A expressão mandala vem do sânscrito, idioma falado na Índia antiga e significa literalmente círculo, mais precisamente círculo mágico. A mandala pode se manifestar em suas combinações variadas de círculo e quadrado, representando respectivamente o mundo espiritual e o mundo material.
Elas estão presentes no universo desde sempre, remontam épocas remotas como no período paleolítico na história das civilizações, com as chamadas rodas solares. Podemos encontrar mandalas na natureza observando as plantas, em diversas flores, em cristais de gelo, no olho humano, numa teia de aranha, em conchas etc. Podemos também encontrá-las na arquitetura.
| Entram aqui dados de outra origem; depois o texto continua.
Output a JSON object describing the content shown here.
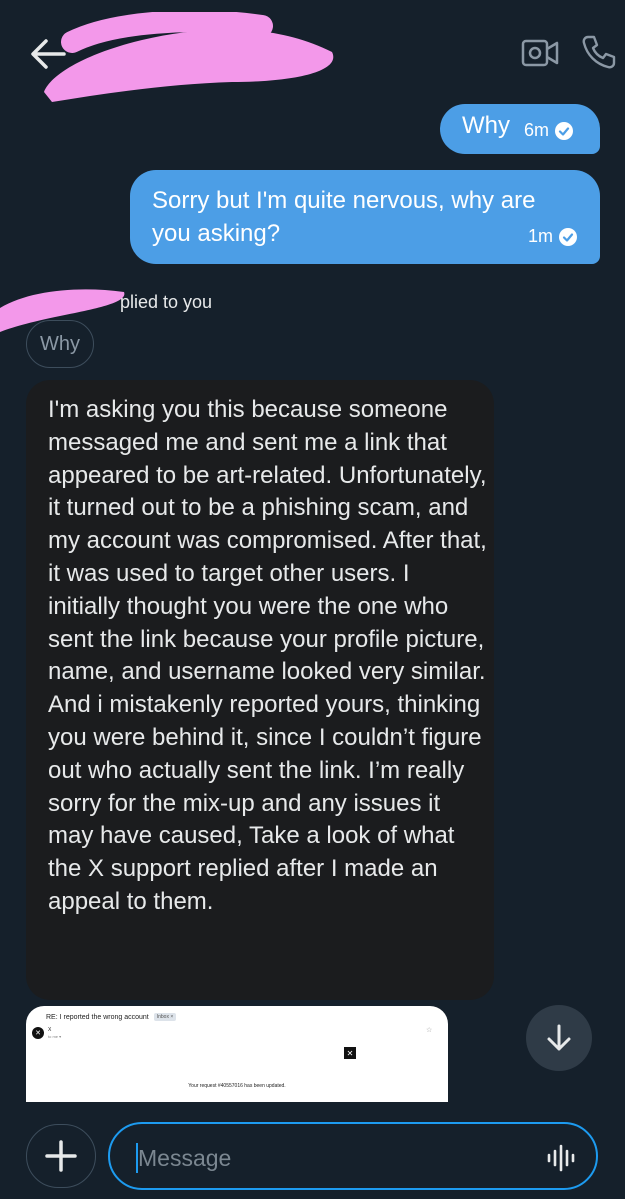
{
  "header": {
    "back_icon": "arrow-left-icon",
    "video_icon": "video-camera-icon",
    "phone_icon": "phone-icon",
    "redaction_color": "#f398ea"
  },
  "messages": {
    "outgoing": [
      {
        "text": "Why",
        "time": "6m"
      },
      {
        "text": "Sorry but I'm quite nervous, why are you asking?",
        "time": "1m"
      }
    ],
    "reply_context": {
      "label": "plied to you",
      "quoted": "Why"
    },
    "incoming": {
      "text": "I'm asking you this because someone messaged me and sent me a link that appeared to be art-related. Unfortunately, it turned out to be a phishing scam, and my account was compromised. After that, it was used to target other users. I initially thought you were the one who sent the link because your profile picture, name, and username looked very similar. And i mistakenly reported yours, thinking you were behind it, since I couldn’t figure out who actually sent the link. I’m really sorry for the mix-up and any issues it may have caused, Take a look of what the X support replied after I made an appeal to them."
    },
    "attachment": {
      "subject": "RE: I reported the wrong account",
      "badge": "Inbox ×",
      "sender": "X",
      "body": "Your request #40557016 has been updated."
    }
  },
  "composer": {
    "placeholder": "Message",
    "add_icon": "plus-icon",
    "voice_icon": "voice-waveform-icon"
  },
  "colors": {
    "background": "#15202b",
    "outgoing_bubble": "#4c9ee6",
    "incoming_bubble": "#1b1c1e",
    "accent": "#1d9bf0"
  }
}
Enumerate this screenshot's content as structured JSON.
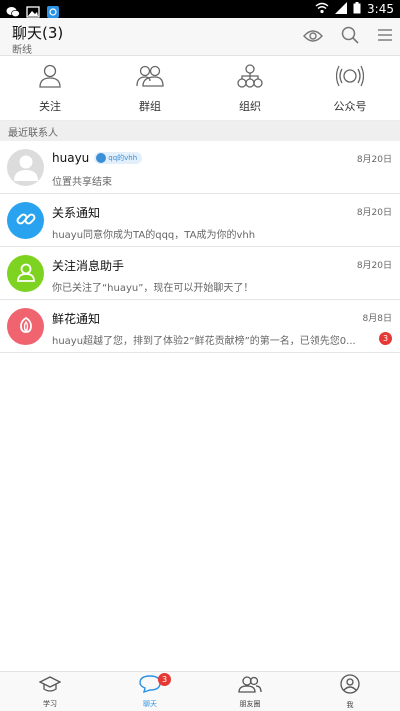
{
  "statusbar": {
    "time": "3:45"
  },
  "header": {
    "title": "聊天(3)",
    "subtitle": "断线"
  },
  "quicknav": [
    {
      "label": "关注",
      "icon": "person-icon"
    },
    {
      "label": "群组",
      "icon": "group-icon"
    },
    {
      "label": "组织",
      "icon": "org-icon"
    },
    {
      "label": "公众号",
      "icon": "broadcast-icon"
    }
  ],
  "section_label": "最近联系人",
  "conversations": [
    {
      "name": "huayu",
      "tag": "qq的vhh",
      "date": "8月20日",
      "preview": "位置共享结束",
      "avatar_color": "#dddddd",
      "icon": "default-avatar-icon"
    },
    {
      "name": "关系通知",
      "date": "8月20日",
      "preview": "huayu同意你成为TA的qqq，TA成为你的vhh",
      "avatar_color": "#29a3ef",
      "icon": "link-icon"
    },
    {
      "name": "关注消息助手",
      "date": "8月20日",
      "preview": "你已关注了“huayu”，现在可以开始聊天了！",
      "avatar_color": "#7ed321",
      "icon": "person-icon"
    },
    {
      "name": "鲜花通知",
      "date": "8月8日",
      "preview": "huayu超越了您，排到了体验2“鲜花贡献榜”的第一名，已领先您0...",
      "avatar_color": "#f06470",
      "icon": "flower-icon",
      "badge": "3"
    }
  ],
  "tabs": [
    {
      "label": "学习",
      "icon": "graduation-cap-icon"
    },
    {
      "label": "聊天",
      "icon": "chat-bubble-icon",
      "badge": "3",
      "active": true
    },
    {
      "label": "朋友圈",
      "icon": "friends-icon"
    },
    {
      "label": "我",
      "icon": "profile-icon"
    }
  ],
  "colors": {
    "accent": "#2b92e4",
    "badge": "#e53935"
  }
}
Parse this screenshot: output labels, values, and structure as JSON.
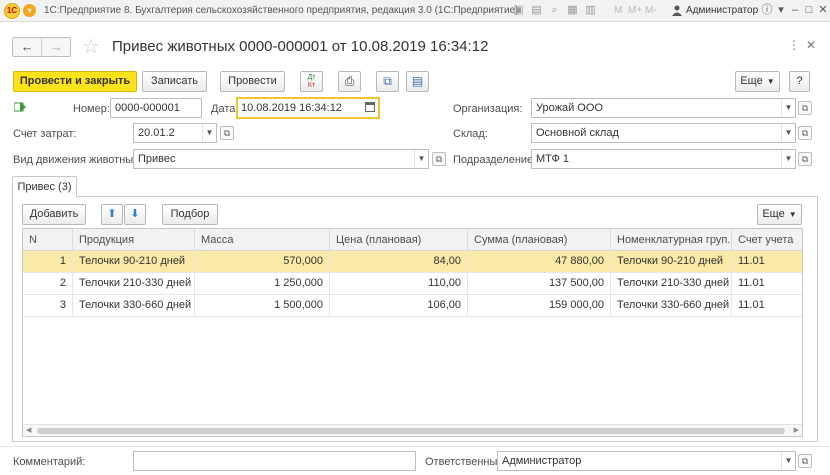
{
  "app": {
    "title": "1С:Предприятие 8. Бухгалтерия сельскохозяйственного предприятия, редакция 3.0  (1С:Предприятие)",
    "user": "Администратор",
    "m_buttons": [
      "M",
      "M+",
      "M-"
    ]
  },
  "form": {
    "title": "Привес животных 0000-000001 от 10.08.2019 16:34:12"
  },
  "toolbar": {
    "post_close": "Провести и закрыть",
    "save": "Записать",
    "post": "Провести",
    "dtkt_top": "Дт",
    "dtkt_bottom": "Кт",
    "more": "Еще",
    "help": "?"
  },
  "fields": {
    "number_label": "Номер:",
    "number_value": "0000-000001",
    "date_label": "Дата:",
    "date_value": "10.08.2019 16:34:12",
    "org_label": "Организация:",
    "org_value": "Урожай ООО",
    "cost_account_label": "Счет затрат:",
    "cost_account_value": "20.01.2",
    "warehouse_label": "Склад:",
    "warehouse_value": "Основной склад",
    "movement_label": "Вид движения животных:",
    "movement_value": "Привес",
    "division_label": "Подразделение:",
    "division_value": "МТФ 1",
    "comment_label": "Комментарий:",
    "comment_value": "",
    "responsible_label": "Ответственный:",
    "responsible_value": "Администратор"
  },
  "tabs": [
    {
      "label": "Привес (3)"
    }
  ],
  "table_toolbar": {
    "add": "Добавить",
    "select": "Подбор",
    "more": "Еще"
  },
  "table": {
    "columns": [
      "N",
      "Продукция",
      "Масса",
      "Цена (плановая)",
      "Сумма (плановая)",
      "Номенклатурная груп...",
      "Счет учета"
    ],
    "rows": [
      [
        "1",
        "Телочки 90-210 дней",
        "570,000",
        "84,00",
        "47 880,00",
        "Телочки 90-210 дней",
        "11.01"
      ],
      [
        "2",
        "Телочки 210-330 дней",
        "1 250,000",
        "110,00",
        "137 500,00",
        "Телочки 210-330 дней",
        "11.01"
      ],
      [
        "3",
        "Телочки 330-660 дней",
        "1 500,000",
        "106,00",
        "159 000,00",
        "Телочки 330-660 дней",
        "11.01"
      ]
    ]
  },
  "colors": {
    "accent": "#fde21c",
    "selected_row": "#fbeaa7",
    "focus_border": "#f4c430"
  }
}
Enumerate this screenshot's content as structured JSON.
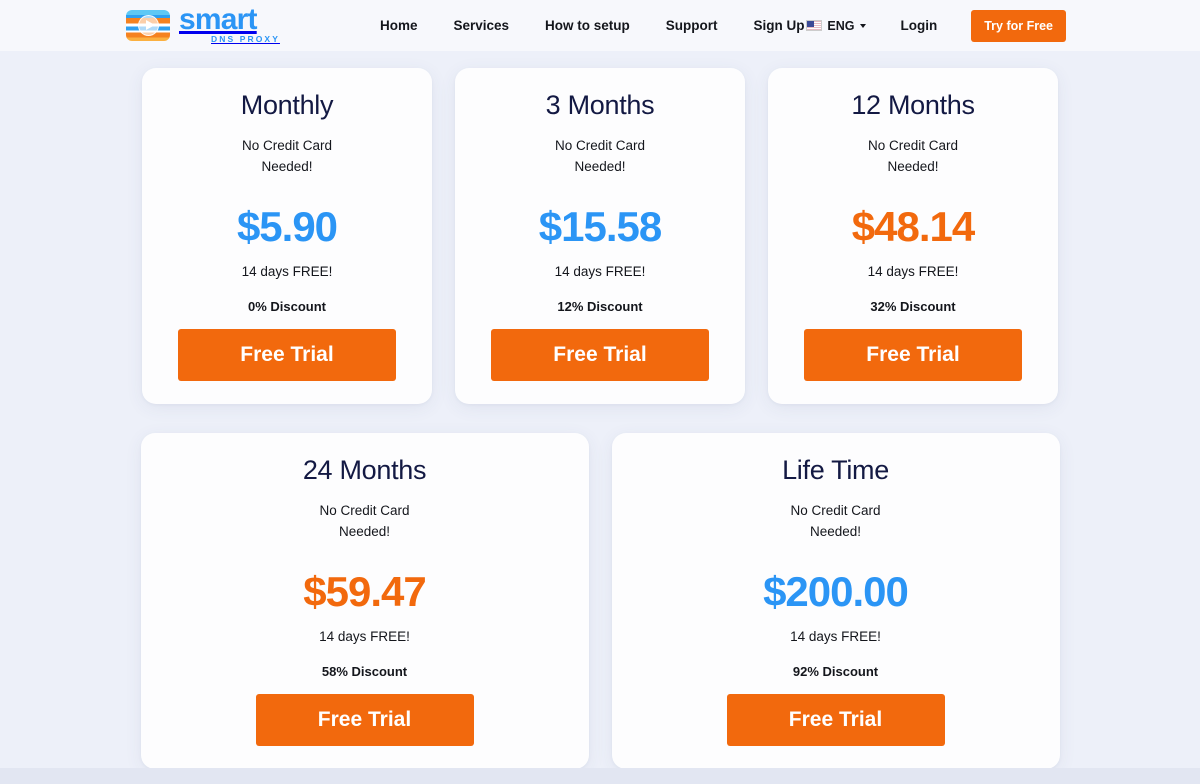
{
  "header": {
    "logo": {
      "icon": "smart-dns-proxy-logo-icon",
      "word": "smart",
      "sub": "DNS PROXY"
    },
    "nav": [
      {
        "label": "Home"
      },
      {
        "label": "Services"
      },
      {
        "label": "How to setup"
      },
      {
        "label": "Support"
      },
      {
        "label": "Sign Up"
      }
    ],
    "language": {
      "flag_icon": "us-flag-icon",
      "label": "ENG",
      "caret_icon": "chevron-down-icon"
    },
    "login_label": "Login",
    "try_label": "Try for Free"
  },
  "colors": {
    "accent_orange": "#f2690d",
    "accent_blue": "#2b95f5",
    "title_navy": "#131943",
    "page_background": "#edf0f9",
    "header_background": "#f7f8fc",
    "card_background": "#fdfdfe"
  },
  "pricing": {
    "row1": [
      {
        "title": "Monthly",
        "note": "No Credit Card\nNeeded!",
        "note_line1": "No Credit Card",
        "note_line2": "Needed!",
        "price": "$5.90",
        "price_color": "blue",
        "free": "14 days FREE!",
        "discount": "0% Discount",
        "cta": "Free Trial"
      },
      {
        "title": "3 Months",
        "note_line1": "No Credit Card",
        "note_line2": "Needed!",
        "price": "$15.58",
        "price_color": "blue",
        "free": "14 days FREE!",
        "discount": "12% Discount",
        "cta": "Free Trial"
      },
      {
        "title": "12 Months",
        "note_line1": "No Credit Card",
        "note_line2": "Needed!",
        "price": "$48.14",
        "price_color": "orange",
        "free": "14 days FREE!",
        "discount": "32% Discount",
        "cta": "Free Trial"
      }
    ],
    "row2": [
      {
        "title": "24 Months",
        "note_line1": "No Credit Card",
        "note_line2": "Needed!",
        "price": "$59.47",
        "price_color": "orange",
        "free": "14 days FREE!",
        "discount": "58% Discount",
        "cta": "Free Trial"
      },
      {
        "title": "Life Time",
        "note_line1": "No Credit Card",
        "note_line2": "Needed!",
        "price": "$200.00",
        "price_color": "blue",
        "free": "14 days FREE!",
        "discount": "92% Discount",
        "cta": "Free Trial"
      }
    ]
  }
}
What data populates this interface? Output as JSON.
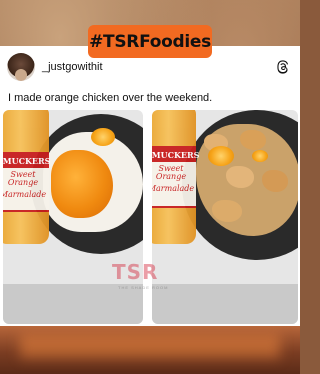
{
  "hashtag": "#TSRFoodies",
  "post": {
    "username": "_justgowithit",
    "caption": "I made orange chicken over the weekend.",
    "avatar_icon": "avatar",
    "platform_icon": "threads-icon"
  },
  "photos": {
    "left": {
      "jar_brand": "SMUCKERS",
      "jar_text_1": "Sweet Orange",
      "jar_text_2": "Marmalade"
    },
    "right": {
      "jar_brand": "SMUCKERS",
      "jar_text_1": "Sweet Orange",
      "jar_text_2": "Marmalade"
    }
  },
  "watermark": "TSR",
  "watermark_sub": "THE SHADE ROOM",
  "colors": {
    "hashtag_bg": "#f26a21",
    "watermark": "#d2283c",
    "jar_label": "#c81e1e"
  }
}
Nesse contexto, para Tucci (1993), todo templo é uma mandala, pois o homem quando adentra ao templo considerando-o como o lugar consagrado e percorre ordenadamente os recessos do templo, percorre o “mecanismo do mundo” e quando chega ao lugar mais sagrado identifica-se com a unidade primordial. Elas aparecem também como rosáceas nas catedrais cristãs.
De acordo com Dibo e Arcuri (2010) as catedrais tinham por meta representar a Jerusalém Celeste possuindo janelas circulares e um labirinto no chão da entrada, representando a peregrinação dos fiéis a Jerusalém. Em seu caminho contemplavam as rosáceas que forneciam a iluminação ao ambiente e este ritual mandálico simbolizava a união do homem com Deus.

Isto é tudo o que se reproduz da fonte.